KOMPAS.com - Sebagian masyarakat kini masih menggunakan micin atau MSG sebagai penyedap rasa sintesis penambah rasa dalam masakan. Begitu pula dengan masyarakat pesisir Kelurahan Trajeng, mayoritas masih masih mengonsumsi makanan dengan vetsin.
Peduli akan kesehatan masyarakat, tim mahasiswa Universitas Airlangga yang tergabung dalam tim Program Kreativitas Mahasiswa Pengabdian Masyarakat (PKM-PM) Universitas Airlangga membuat penyedap rasa alami berbahan ikan lemuru dan rumput laut.

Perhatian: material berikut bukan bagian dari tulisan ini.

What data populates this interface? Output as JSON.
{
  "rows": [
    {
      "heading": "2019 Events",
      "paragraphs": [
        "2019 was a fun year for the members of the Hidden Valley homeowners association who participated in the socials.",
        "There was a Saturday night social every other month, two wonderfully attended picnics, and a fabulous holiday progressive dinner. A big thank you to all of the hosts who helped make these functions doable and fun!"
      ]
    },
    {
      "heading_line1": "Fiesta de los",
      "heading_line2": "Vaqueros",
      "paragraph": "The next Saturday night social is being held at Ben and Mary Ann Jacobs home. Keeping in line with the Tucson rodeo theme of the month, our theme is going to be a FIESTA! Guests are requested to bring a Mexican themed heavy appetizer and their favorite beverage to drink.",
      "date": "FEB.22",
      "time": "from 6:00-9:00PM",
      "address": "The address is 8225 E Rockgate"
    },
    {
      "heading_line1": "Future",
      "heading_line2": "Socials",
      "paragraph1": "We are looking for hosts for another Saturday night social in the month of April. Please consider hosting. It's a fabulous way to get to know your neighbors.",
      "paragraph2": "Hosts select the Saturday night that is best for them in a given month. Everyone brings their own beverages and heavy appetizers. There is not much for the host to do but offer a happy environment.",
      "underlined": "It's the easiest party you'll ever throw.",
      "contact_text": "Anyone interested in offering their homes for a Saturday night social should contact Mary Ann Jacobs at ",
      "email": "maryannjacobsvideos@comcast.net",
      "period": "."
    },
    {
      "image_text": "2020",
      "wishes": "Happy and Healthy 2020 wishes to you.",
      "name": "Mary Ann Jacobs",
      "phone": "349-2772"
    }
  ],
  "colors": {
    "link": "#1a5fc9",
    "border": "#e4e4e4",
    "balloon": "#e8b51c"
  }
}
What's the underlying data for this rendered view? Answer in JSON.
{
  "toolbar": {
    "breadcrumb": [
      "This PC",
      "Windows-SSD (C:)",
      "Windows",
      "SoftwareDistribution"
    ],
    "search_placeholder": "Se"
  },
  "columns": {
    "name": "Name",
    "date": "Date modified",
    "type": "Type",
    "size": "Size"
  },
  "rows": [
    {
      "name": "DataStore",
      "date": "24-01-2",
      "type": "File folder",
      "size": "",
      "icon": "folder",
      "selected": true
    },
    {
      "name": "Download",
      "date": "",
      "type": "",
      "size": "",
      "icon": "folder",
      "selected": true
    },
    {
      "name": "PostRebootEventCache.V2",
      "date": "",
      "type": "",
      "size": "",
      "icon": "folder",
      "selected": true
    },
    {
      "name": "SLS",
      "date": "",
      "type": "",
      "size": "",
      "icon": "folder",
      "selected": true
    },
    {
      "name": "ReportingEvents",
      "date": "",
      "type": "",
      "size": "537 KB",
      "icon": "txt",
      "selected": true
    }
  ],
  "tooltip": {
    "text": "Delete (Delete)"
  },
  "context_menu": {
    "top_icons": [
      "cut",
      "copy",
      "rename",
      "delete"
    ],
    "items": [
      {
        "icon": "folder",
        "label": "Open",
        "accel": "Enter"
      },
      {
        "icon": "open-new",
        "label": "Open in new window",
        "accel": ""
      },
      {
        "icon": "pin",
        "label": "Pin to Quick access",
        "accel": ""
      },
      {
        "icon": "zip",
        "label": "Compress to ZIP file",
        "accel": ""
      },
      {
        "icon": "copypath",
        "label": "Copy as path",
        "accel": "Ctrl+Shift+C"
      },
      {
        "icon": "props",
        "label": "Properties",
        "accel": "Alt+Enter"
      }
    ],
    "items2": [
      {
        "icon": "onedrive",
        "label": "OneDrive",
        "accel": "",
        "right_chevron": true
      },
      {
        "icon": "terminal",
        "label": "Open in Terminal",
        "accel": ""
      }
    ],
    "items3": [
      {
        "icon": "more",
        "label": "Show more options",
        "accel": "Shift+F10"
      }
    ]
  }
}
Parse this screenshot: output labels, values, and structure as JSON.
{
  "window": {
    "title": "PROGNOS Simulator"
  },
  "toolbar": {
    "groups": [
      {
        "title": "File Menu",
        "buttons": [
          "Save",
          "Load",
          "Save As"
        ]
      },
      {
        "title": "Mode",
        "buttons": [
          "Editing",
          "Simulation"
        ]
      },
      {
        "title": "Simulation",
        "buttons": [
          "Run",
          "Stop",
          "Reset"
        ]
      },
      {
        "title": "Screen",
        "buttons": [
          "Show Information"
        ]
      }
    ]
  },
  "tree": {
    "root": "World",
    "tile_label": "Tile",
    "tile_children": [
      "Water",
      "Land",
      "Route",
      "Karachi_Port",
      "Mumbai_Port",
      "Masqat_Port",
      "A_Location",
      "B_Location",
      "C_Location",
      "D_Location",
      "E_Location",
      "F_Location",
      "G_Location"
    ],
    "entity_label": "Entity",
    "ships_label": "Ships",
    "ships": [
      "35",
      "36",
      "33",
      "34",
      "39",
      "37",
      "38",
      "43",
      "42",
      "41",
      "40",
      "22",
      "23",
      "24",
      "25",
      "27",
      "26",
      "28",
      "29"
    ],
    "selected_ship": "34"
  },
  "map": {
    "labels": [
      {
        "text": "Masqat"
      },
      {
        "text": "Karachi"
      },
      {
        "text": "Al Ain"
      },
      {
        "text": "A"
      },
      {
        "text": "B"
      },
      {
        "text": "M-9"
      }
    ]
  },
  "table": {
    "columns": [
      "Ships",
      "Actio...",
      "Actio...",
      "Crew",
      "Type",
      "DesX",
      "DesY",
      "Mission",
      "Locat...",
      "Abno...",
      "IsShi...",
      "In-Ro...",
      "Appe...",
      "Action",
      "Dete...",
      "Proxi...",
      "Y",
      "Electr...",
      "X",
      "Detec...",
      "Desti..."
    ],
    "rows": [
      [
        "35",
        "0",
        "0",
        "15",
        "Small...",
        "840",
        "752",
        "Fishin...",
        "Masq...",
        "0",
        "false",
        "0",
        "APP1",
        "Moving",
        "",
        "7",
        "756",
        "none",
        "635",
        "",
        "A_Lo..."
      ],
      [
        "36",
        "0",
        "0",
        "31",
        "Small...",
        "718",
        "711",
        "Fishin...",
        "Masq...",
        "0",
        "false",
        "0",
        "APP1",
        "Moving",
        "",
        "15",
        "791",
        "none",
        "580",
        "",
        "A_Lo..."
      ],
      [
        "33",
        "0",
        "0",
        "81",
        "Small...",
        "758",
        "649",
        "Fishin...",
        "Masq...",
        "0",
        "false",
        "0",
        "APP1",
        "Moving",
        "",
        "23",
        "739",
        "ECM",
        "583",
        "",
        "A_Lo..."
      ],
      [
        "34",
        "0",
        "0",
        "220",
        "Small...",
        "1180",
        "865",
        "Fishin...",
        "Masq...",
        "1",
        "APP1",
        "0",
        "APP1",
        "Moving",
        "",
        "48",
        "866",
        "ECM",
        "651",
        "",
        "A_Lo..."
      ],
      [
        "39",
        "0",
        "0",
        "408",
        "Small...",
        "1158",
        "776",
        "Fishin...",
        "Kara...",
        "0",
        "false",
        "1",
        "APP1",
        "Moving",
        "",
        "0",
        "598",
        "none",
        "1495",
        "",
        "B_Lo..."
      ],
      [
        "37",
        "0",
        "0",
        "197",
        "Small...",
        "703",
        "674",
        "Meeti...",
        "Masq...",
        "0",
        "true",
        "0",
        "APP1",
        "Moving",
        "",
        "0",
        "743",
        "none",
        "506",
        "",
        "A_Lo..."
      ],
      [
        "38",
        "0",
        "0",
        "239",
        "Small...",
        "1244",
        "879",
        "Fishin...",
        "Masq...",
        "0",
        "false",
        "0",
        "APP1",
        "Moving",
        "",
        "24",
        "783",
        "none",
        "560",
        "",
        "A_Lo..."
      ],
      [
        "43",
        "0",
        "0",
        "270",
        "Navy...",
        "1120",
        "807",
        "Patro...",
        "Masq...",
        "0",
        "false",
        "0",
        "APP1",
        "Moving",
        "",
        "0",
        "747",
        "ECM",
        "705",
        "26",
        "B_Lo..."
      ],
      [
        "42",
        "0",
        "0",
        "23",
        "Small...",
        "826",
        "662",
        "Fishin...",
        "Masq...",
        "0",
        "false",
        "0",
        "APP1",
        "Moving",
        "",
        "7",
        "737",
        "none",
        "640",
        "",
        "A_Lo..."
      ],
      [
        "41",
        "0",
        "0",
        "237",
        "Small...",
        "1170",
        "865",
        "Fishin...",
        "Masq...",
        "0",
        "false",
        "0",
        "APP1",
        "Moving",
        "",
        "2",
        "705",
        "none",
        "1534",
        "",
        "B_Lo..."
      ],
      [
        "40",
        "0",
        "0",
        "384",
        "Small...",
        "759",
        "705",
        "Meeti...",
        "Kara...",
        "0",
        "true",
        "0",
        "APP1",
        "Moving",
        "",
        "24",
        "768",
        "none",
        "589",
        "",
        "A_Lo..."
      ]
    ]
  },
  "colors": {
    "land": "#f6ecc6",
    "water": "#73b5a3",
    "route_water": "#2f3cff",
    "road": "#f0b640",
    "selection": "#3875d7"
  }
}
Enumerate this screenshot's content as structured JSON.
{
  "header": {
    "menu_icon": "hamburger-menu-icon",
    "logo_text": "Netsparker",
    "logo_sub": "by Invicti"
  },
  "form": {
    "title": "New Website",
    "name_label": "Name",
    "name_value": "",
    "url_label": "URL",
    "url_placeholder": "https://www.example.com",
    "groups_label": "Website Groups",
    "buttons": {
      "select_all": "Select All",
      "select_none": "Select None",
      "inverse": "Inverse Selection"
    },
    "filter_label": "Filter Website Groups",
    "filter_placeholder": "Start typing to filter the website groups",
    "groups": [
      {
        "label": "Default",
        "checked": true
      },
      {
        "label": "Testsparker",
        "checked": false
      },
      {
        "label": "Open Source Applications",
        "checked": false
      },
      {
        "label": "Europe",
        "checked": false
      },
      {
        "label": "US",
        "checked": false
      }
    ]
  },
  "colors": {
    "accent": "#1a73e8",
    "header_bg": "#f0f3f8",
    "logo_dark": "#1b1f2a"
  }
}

Berdasar studi awal yang dilakukan mahasiswa Universitas Airlangga (Unair), masyarakat Trajeng sebenarnya telah mengerti efek keseringan mengonsumsi makanan dengan micin seperti asma, sakit kepala, obesitas, hipertensi, kerusakan sel, kerusakan ginjal, dan depresi. Namun, belum adanya pengganti micin, membuat masyarakat masih terus menggunakannya.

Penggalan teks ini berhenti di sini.